Ulli Mair (Freiheitliche) kündigte Zustimmung an. Man müsse aber klären, ob es um eine Stundung oder eine Streichung gehe. Im ersteren Fall wäre nächstes Jahr doppelt zu zahlen. Wo Südtirol die Zuständigkeit habe, Steuern zu senken, müsse man das auch tun. Sven Knoll (Süd-Tiroler Freiheit) wies auf den Trugschluss hin, dass jeder, der ein Auto über 1.800 ccm fahre, wohlhabend sei. Man wisse z.B. nicht, wie alt das Auto sei oder wie das Einkommen der Betroffenen war, als sie das Auto gekauft haben. Wenn man den Kosten-Nutzen-Faktor berechne, dann wäre der ursprüngliche Antrag mit der generellen Befreiung sinnvoller.

Paul Köllensperger (Team K) wies wie Staffler auf den finanziellen Aspekt hin. Es gehe immerhin um über 100 Mio. Euro. Das Geld sei bereits verplant, man müsste anderswo Ausgaben streichen. In dieser Zeit könne man sich solche Mindereinnahmen nicht leisten. Wenn, dann sollte man anderswo entlasten.
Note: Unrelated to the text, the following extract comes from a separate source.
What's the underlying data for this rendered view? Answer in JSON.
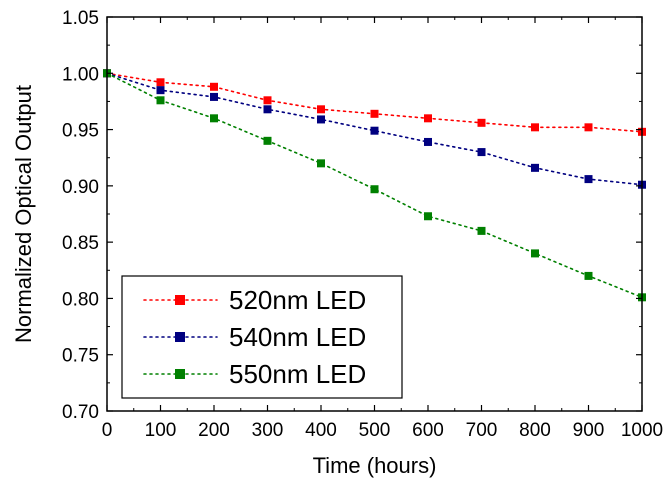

LH Arno Kompatscher freute sich zunächst, dass Urzì auf autonome Zuständigkeiten hinweise. Es sei richtig, in diesen Tagen jene zu unterstützen, die von der Krise betroffen seien. Die KFZ-Steuer sei aber nicht das geeignete Instrument dazu. Es wäre z.B. nicht gerecht, wenn man jene strafe, die mehr fahren müssten. Die Steuer sei im Haushalt 2021 mit 95 Mio. Euro veranschlagt und die entsprechenden Ausgaben seien bereits verplant – man müsste anderswo streichen, wenn man den Antrag annehme. Der Antrag sei zudem mit einer Komplexität und einem großen Aufwand verbunden, während er den Betroffenen nur wenig Entlastung bringe. Man setze stattdessen auf gezielte Unterstützung für Familien und Betriebe. Urzì schlage immer wieder vor, gewisse Investitionen – für das Bibliothekszentrum oder den Magnagoplatz – zu streichen, um seine Vorhaben zu finanzieren. Aber Investitionen könne man nicht so einfach in laufende Ausgaben umwandeln.

Alessandro Urzì betonte, dass er Politik mache, um etwas zu ändern. In diesem Fall gehe es um eine Steuer auf ein Gut, das wegen der Einschränkungen kaum gebraucht werde. Sein Vorschlag würde nicht mehr Bürokratie bringen, wer unter die Kriterien falle, brauche die Steuer einfach nicht zu zahlen. Das Projekt für den Magnagoplatz sei nur formal eine Investition; auf jeden Fall wäre eine Debatte über die Aufteilung der verfügbaren Mittel notwendig. Der Antrag wurde mit sechs Ja, 21 Nein und sieben Enthaltungen abgelehnt.